B-7919/2025 Page 13 Par ces motifs, le Tribunal administratif fédéral prononce : 1. Le recours est irrecevable. 2. Les frais de procédure, d’un montant de 1'000 francs, sont mis à la charge de la recourante. Ce montant sera prélevé sur l’avance de frais de 2'000 francs déjà versée par la recourante et le solde lui sera restitué dès l'entrée en force du présent arrêt. 3. Une indemnité de dépens de 900 francs est accordée à l’intimée et mise à charge de la recourante. 4. Le présent arrêt est adressé à la recourante, à l'intimée, à l'autorité inférieure et au Département fédéral de l’intérieur.

L'indication des voies de droit se trouve à la page suivante.

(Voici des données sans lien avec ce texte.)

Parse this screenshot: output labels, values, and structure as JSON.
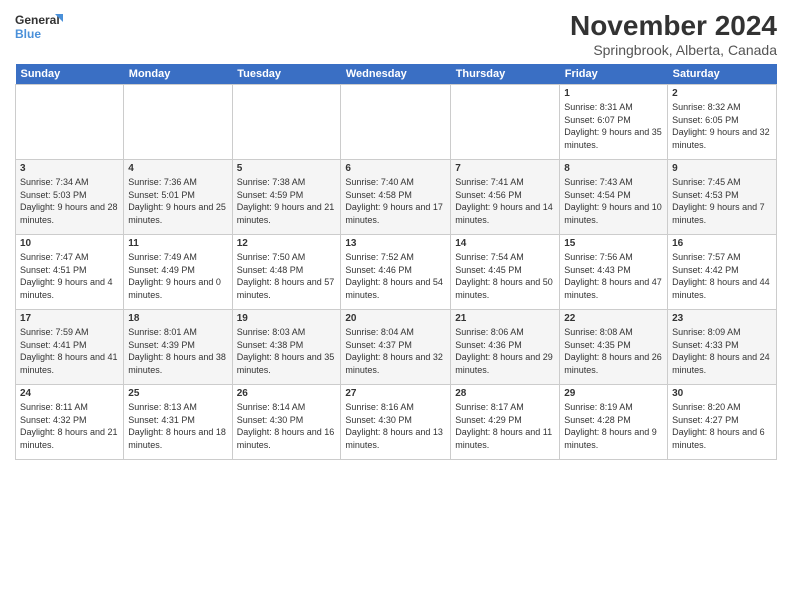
{
  "header": {
    "logo_line1": "General",
    "logo_line2": "Blue",
    "month": "November 2024",
    "location": "Springbrook, Alberta, Canada"
  },
  "days_of_week": [
    "Sunday",
    "Monday",
    "Tuesday",
    "Wednesday",
    "Thursday",
    "Friday",
    "Saturday"
  ],
  "weeks": [
    [
      {
        "day": "",
        "info": ""
      },
      {
        "day": "",
        "info": ""
      },
      {
        "day": "",
        "info": ""
      },
      {
        "day": "",
        "info": ""
      },
      {
        "day": "",
        "info": ""
      },
      {
        "day": "1",
        "info": "Sunrise: 8:31 AM\nSunset: 6:07 PM\nDaylight: 9 hours and 35 minutes."
      },
      {
        "day": "2",
        "info": "Sunrise: 8:32 AM\nSunset: 6:05 PM\nDaylight: 9 hours and 32 minutes."
      }
    ],
    [
      {
        "day": "3",
        "info": "Sunrise: 7:34 AM\nSunset: 5:03 PM\nDaylight: 9 hours and 28 minutes."
      },
      {
        "day": "4",
        "info": "Sunrise: 7:36 AM\nSunset: 5:01 PM\nDaylight: 9 hours and 25 minutes."
      },
      {
        "day": "5",
        "info": "Sunrise: 7:38 AM\nSunset: 4:59 PM\nDaylight: 9 hours and 21 minutes."
      },
      {
        "day": "6",
        "info": "Sunrise: 7:40 AM\nSunset: 4:58 PM\nDaylight: 9 hours and 17 minutes."
      },
      {
        "day": "7",
        "info": "Sunrise: 7:41 AM\nSunset: 4:56 PM\nDaylight: 9 hours and 14 minutes."
      },
      {
        "day": "8",
        "info": "Sunrise: 7:43 AM\nSunset: 4:54 PM\nDaylight: 9 hours and 10 minutes."
      },
      {
        "day": "9",
        "info": "Sunrise: 7:45 AM\nSunset: 4:53 PM\nDaylight: 9 hours and 7 minutes."
      }
    ],
    [
      {
        "day": "10",
        "info": "Sunrise: 7:47 AM\nSunset: 4:51 PM\nDaylight: 9 hours and 4 minutes."
      },
      {
        "day": "11",
        "info": "Sunrise: 7:49 AM\nSunset: 4:49 PM\nDaylight: 9 hours and 0 minutes."
      },
      {
        "day": "12",
        "info": "Sunrise: 7:50 AM\nSunset: 4:48 PM\nDaylight: 8 hours and 57 minutes."
      },
      {
        "day": "13",
        "info": "Sunrise: 7:52 AM\nSunset: 4:46 PM\nDaylight: 8 hours and 54 minutes."
      },
      {
        "day": "14",
        "info": "Sunrise: 7:54 AM\nSunset: 4:45 PM\nDaylight: 8 hours and 50 minutes."
      },
      {
        "day": "15",
        "info": "Sunrise: 7:56 AM\nSunset: 4:43 PM\nDaylight: 8 hours and 47 minutes."
      },
      {
        "day": "16",
        "info": "Sunrise: 7:57 AM\nSunset: 4:42 PM\nDaylight: 8 hours and 44 minutes."
      }
    ],
    [
      {
        "day": "17",
        "info": "Sunrise: 7:59 AM\nSunset: 4:41 PM\nDaylight: 8 hours and 41 minutes."
      },
      {
        "day": "18",
        "info": "Sunrise: 8:01 AM\nSunset: 4:39 PM\nDaylight: 8 hours and 38 minutes."
      },
      {
        "day": "19",
        "info": "Sunrise: 8:03 AM\nSunset: 4:38 PM\nDaylight: 8 hours and 35 minutes."
      },
      {
        "day": "20",
        "info": "Sunrise: 8:04 AM\nSunset: 4:37 PM\nDaylight: 8 hours and 32 minutes."
      },
      {
        "day": "21",
        "info": "Sunrise: 8:06 AM\nSunset: 4:36 PM\nDaylight: 8 hours and 29 minutes."
      },
      {
        "day": "22",
        "info": "Sunrise: 8:08 AM\nSunset: 4:35 PM\nDaylight: 8 hours and 26 minutes."
      },
      {
        "day": "23",
        "info": "Sunrise: 8:09 AM\nSunset: 4:33 PM\nDaylight: 8 hours and 24 minutes."
      }
    ],
    [
      {
        "day": "24",
        "info": "Sunrise: 8:11 AM\nSunset: 4:32 PM\nDaylight: 8 hours and 21 minutes."
      },
      {
        "day": "25",
        "info": "Sunrise: 8:13 AM\nSunset: 4:31 PM\nDaylight: 8 hours and 18 minutes."
      },
      {
        "day": "26",
        "info": "Sunrise: 8:14 AM\nSunset: 4:30 PM\nDaylight: 8 hours and 16 minutes."
      },
      {
        "day": "27",
        "info": "Sunrise: 8:16 AM\nSunset: 4:30 PM\nDaylight: 8 hours and 13 minutes."
      },
      {
        "day": "28",
        "info": "Sunrise: 8:17 AM\nSunset: 4:29 PM\nDaylight: 8 hours and 11 minutes."
      },
      {
        "day": "29",
        "info": "Sunrise: 8:19 AM\nSunset: 4:28 PM\nDaylight: 8 hours and 9 minutes."
      },
      {
        "day": "30",
        "info": "Sunrise: 8:20 AM\nSunset: 4:27 PM\nDaylight: 8 hours and 6 minutes."
      }
    ]
  ]
}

Le président du collège : Le greffier :

Jean-Luc Baechler Pascal Bovey

B-7919/2025 Page 14 Indication des voies de droit : La présente décision peut être attaquée devant le Tribunal fédéral, 1000 Lausanne 14, par la voie du recours en matière civile, dans les trente jours qui suivent la notification (art. 72 ss, 90 ss et 100 LTF). Ce délai est réputé observé si les mémoires sont remis au plus tard le dernier jour du délai, soit au Tribunal fédéral soit, à l'attention de ce dernier, à La Poste Suisse ou à une représentation diplomatique ou consulaire suisse (art. 48 al. 1 LTF). Le mémoire doit être rédigé dans une langue officielle, indiquer les conclusions, les motifs et les moyens de preuve, et être signé. La décision attaquée et les moyens de preuve doivent être joints au mémoire, pour autant qu'ils soient en mains de la partie recourante (art. 42 LTF).

Expédition : 18 mars 2026

B-7919/2025 Page 15 Le présent arrêt est adressé : – à la recourante (acte judiciaire ; annexe : formulaire « Adresse de paiement ») ; – à l'intimée (acte judiciaire ; annexes : double des observations de la recourante des 2 et 9 février 2026 et de leurs annexes) ; – à l'autorité inférieure (n° de réf. […] ; acte judiciaire ; annexes : double des observations de la recourante des 2 et 9 février 2026 et de leurs annexes) ; – au Département fédéral de l’intérieur DFI (acte judiciaire).